The superintendent's tucked-in lips and her whole taut figure visibly relaxed. "I used to have nice hair," she admitted in the time-hallowed formula. "I wish you could have seen it four years ago. It's come out something terrible! Well," she made a virtue of it--"I never spend any time fussing with it."

"But you ought to, you know! Let me play with it a minute, will you? I adore doing hair. Please sit down--I just want to try something with it--something I thought of as I watched you to-day." She pressed her into a stiff chair.

"Well ..." said Miss Ellis grudgingly. She produced a comb from a bleakly neat top drawer.

"Heavens, what neatness," said Jane. "And the brush, please! You ought to give it a hundred and twenty strokes a night,--see, like this? No, it wouldn't be wasting time! Just consider the good thoughts you could be thinking. You could memorize poetry or dates in history or say your prayers,--and you'd say a prayer of thankfulness in a year, when you looked at the result.
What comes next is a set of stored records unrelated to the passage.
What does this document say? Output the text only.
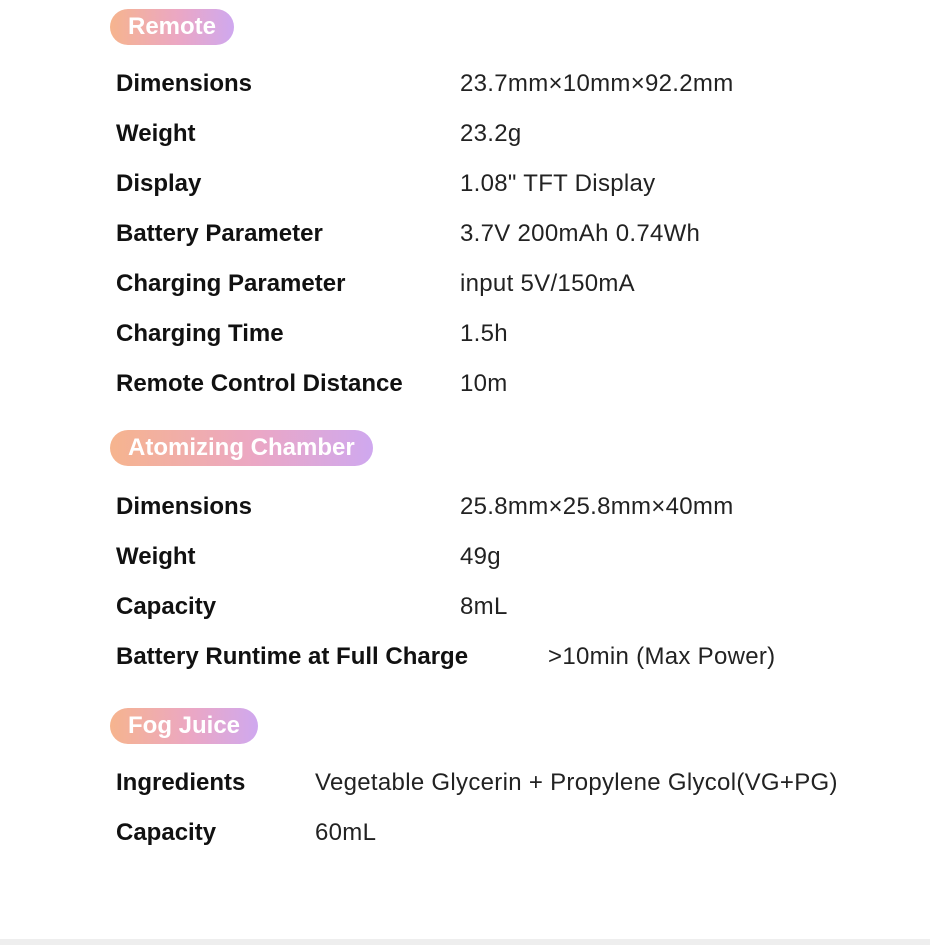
Remote
Dimensions	23.7mm×10mm×92.2mm
Weight	23.2g
Display	1.08" TFT Display
Battery Parameter	3.7V 200mAh 0.74Wh
Charging Parameter	input 5V/150mA
Charging Time	1.5h
Remote Control Distance 10m
Atomizing Chamber
Dimensions	25.8mm×25.8mm×40mm
Weight	49g
Capacity	8mL
Battery Runtime at Full Charge	>10min (Max Power)
Fog Juice
Ingredients	Vegetable Glycerin + Propylene Glycol(VG+PG)
Capacity	60mL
It would shine like patent leather." Her fingers flew. "There! Now you can look. See how it brings out the good lines of your face? Wait,--where's your hand mirror? You haven't one? My word! Well, you can get the idea, even so! Will you try doing it this way? It won't take but a minute longer. Just to please me?"

"Well ..." she couldn't seem to think of anything else to say, and she had a ridiculous feeling that she might be going to cry.

"And--do you mind my saying these things?--I've always bullied my friends about their clothes and colors--I do wish you wouldn't wear white, and navy blue."

"I always supposed white was right for every one."

"It's wicked for most people! Cream, buff, tan, apricot, burnt orange--Let me come down and go shopping with you some day, will you? I never cared about dressing dolls but I revel in dressing people."

"Well ..." said Miss Ellis once more, and this time her stubborn chin quivered.

"Shall we go downstairs?" Jane moved ahead of her, her eyes averted, her voice cheerfully commonplace. "Simply torrid up here, isn't it? I'll come some cool morning, and we'll make lists and plans--if my play goes over----"

But before her gay little play had been running three months, picking up speed like a motor as it ran--she had kept her word to Hope House. She became the Lady Bountiful of the bathtubs and linoleums, of the frivolous lay pictures and the autumn shaded lamps, and she wrote impudently to Sarah Farraday that when she looked upon all that she had created she saw that it was very good.

Even Emma Ellis has undergone a sea change; she's learned to do her hair decently, and I've actually persuaded her that while it's quite right to let her light so shine before men, it's different with her nose, and you can't think what a dusting of flesh-colored powder does for her! And I've got her out of blue serge and white blouses, and into cream and buff and orange and brown, and I daresay Michael Daragh will now fall in love with her excellent qualities and her enhanced appearance, and I shall lose my best friend. (E.E. would never allow friendships.) I shall probably wish I'd left her in her state of Ugly Ducklingness, for I simply can't spare St. Michael from my scheme of things!